Climbers and Astronauts

Climbers and Astronauts: Analogies


Introduction

It is natural to want to draw connections between one's passions. Having a great interest both in mountaineering and in piloted space exploration, I write here about some analogies between the two pursuits, at least according to my ideals. I am not an astronaut; I write from having heard their experiences.

Fitness

Fitness is not the goal, nor a primary requirement or focus of climbing or astronaut training; both are in fact mostly mental exercises. But fitness is nevertheless a basic prerequisite without which you simply can't enter the game.

One finds both climbers and astronauts also often have medical expertise. Rather than being doctors, members of both groups have learned as they go. They find themselves mentally in tune with their bodies, closely aware of their physiology, and thus end up learning about their own biology.

The Heavens

Astronauts and climbers live above normal human civilizations. "Where most people see only an imposing barrier of rock, a climber sees a ladder skyward." In analogy, astronauts are said to ride a "ladder of fire" to their celestial summits.

Travel

Climbers travel with a passion. They find commonalities all over the world -- in geology, in camp, in mountain culture, in unpretentious humanity. They learn new languages in order to travel to new mountain lands; they mix with and befriend local and rural cultures; they learn local histories. They often fall in love with and become devoted to foreign cultures. They become geographers; they live in international tent towns; and they spread knowledge and goodwill.

Upon flying in space, astronauts become international ambassadors of the future, international representatives of all mankind. They too travel worldwide -- and further -- quickly learning new languages, inspiring minds of any culture, forging bonds when politics are building walls. They all become geographers; they live in international space stations; and they spread knowledge and goodwill.

Physics

Climbers live in a world of forces, of gradients, and of careful calculation. They care about details; they are aware of and endlessly interested in their environment. All of them are physicists by experience, and many of them are physicists by training.

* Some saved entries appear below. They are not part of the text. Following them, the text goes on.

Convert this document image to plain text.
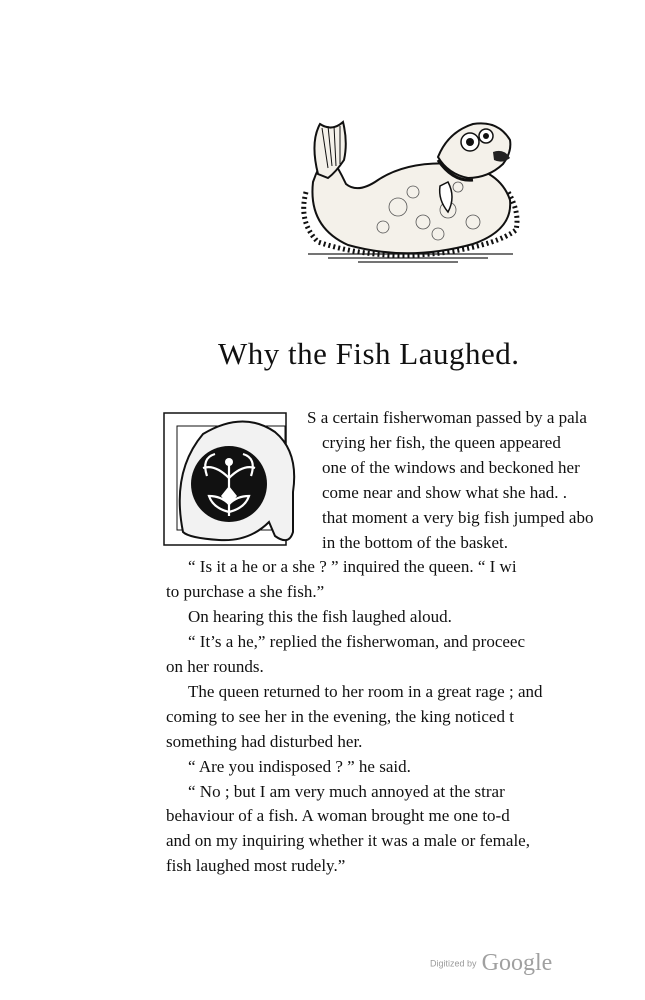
Why the Fish Laughed.
S a certain fisherwoman passed by a pala
crying her fish, the queen appeared
one of the windows and beckoned her
come near and show what she had. .
that moment a very big fish jumped abo
in the bottom of the basket.
“ Is it a he or a she ? ” inquired the queen. “ I wi
to purchase a she fish.”
On hearing this the fish laughed aloud.
“ It’s a he,” replied the fisherwoman, and proceec
on her rounds.
The queen returned to her room in a great rage ; and
coming to see her in the evening, the king noticed t
something had disturbed her.
“ Are you indisposed ? ” he said.
“ No ; but I am very much annoyed at the strar
behaviour of a fish. A woman brought me one to-d
and on my inquiring whether it was a male or female,
fish laughed most rudely.”
Digitized by Google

Astronauts start with or soon acquire as broad a technical background as possible. They too have raw physical wonders and calculations thrust irresistably on their senses and in their minds by the stunning facts of nature and by the sheer boldness of what they attempt. They are experts in space science, experimentors in microgravity, and, often, they were first trained as physicists.

Leadership

Astronauts are at peace with the world. They do not get ruffled; they are trained to stay calm amidst crises in which lives and billions of dollars are at stake. They make everyone feel at ease. They are universally likeable.

Climbers thrive on controlled emergencies. Their skill is in making rational decisions in the face of extreme conditions, challenges, and handicaps. Like astronauts, they live closely with others' personal habits. Their tolerance, diverse experience, and happiness make them friendly with anyone honest. They are at peace with the world.

Maybe more than any other two populations, climbers and astronauts know how to work to maximum efficiency in small groups. They are leaders.

Life Support System

Climbers live in the most remote and extreme places and conditions on Earth, surviving in a fragile microcosm of down and goretex, of nylon and aerospace-grade aluminum. Astronauts also carry a tiny microcosm of life to the extreme conditions beyond Earth. Their "tent" has rocket engines attached, and is built for even colder, more remote, and less oxygenated heights. When they leave it, their EVA's are done not in down and goretex but in pressurised suits with gold-plated face masks.

Climbers are one with their equipment. They are inseparable from their ice axes; their climbing shoes are extensions of their bodies. Similarly, every second of an astronaut's survival depends on the correct functioning of the most advanced integrated technologies of humankind. They practice and repractice every detail of the use of each of their tools. Travel and survival are impossible without these extensions of their selves.

For food, climbers and astronauts reconstitute dehydrated meals.

Death

Life support systems can fail. Hazardous environments can kill. Astronauts and climbers know the possibilities of their death, have accepted their mortality, and face it as a matter of course. They have friends who have died doing what they do.

Going Home

Climbers develop deep awareness of their environment. They appreciate the cycle of life; they know instinctively the basic inputs and outputs needed for the sustenance of human life and provided by its societies. They are aware of the waste they produce. They see and feel the impact they have, whereever they are. They appreciate simple living.

Astronauts too bring back a new awareness. They experience life intensely in a tiny ecosystem. Despite all their anticipation, each one is still changed, almost suddenly, by the sight of a fragile Earth from above its atmosphere. Like climbers, they are endlessly fascinated by the beauty of their Earth and, viewing it from a great height, can almost see Everything At Once.

I first read the following on the web page of an accomplished climber, Tuan. I next heard it when Jeff Hoffman, one of many (physicist) climber-astronauts, read it aloud -- just as he did to the rest of the crew on STS75 just before deorbiting. This probably inspired me to write.


You cannot stay on the summit forever; you have to come down again. So why bother in the first place?

Just this: What is above knows what is below, but what is below does not know what is above. One climbs, one sees. One descends, one sees no longer, but one has seen. There is an art of conducting oneself in the lower regions by the memory of what one saw higher up. When one can no longer see, one can at least still know.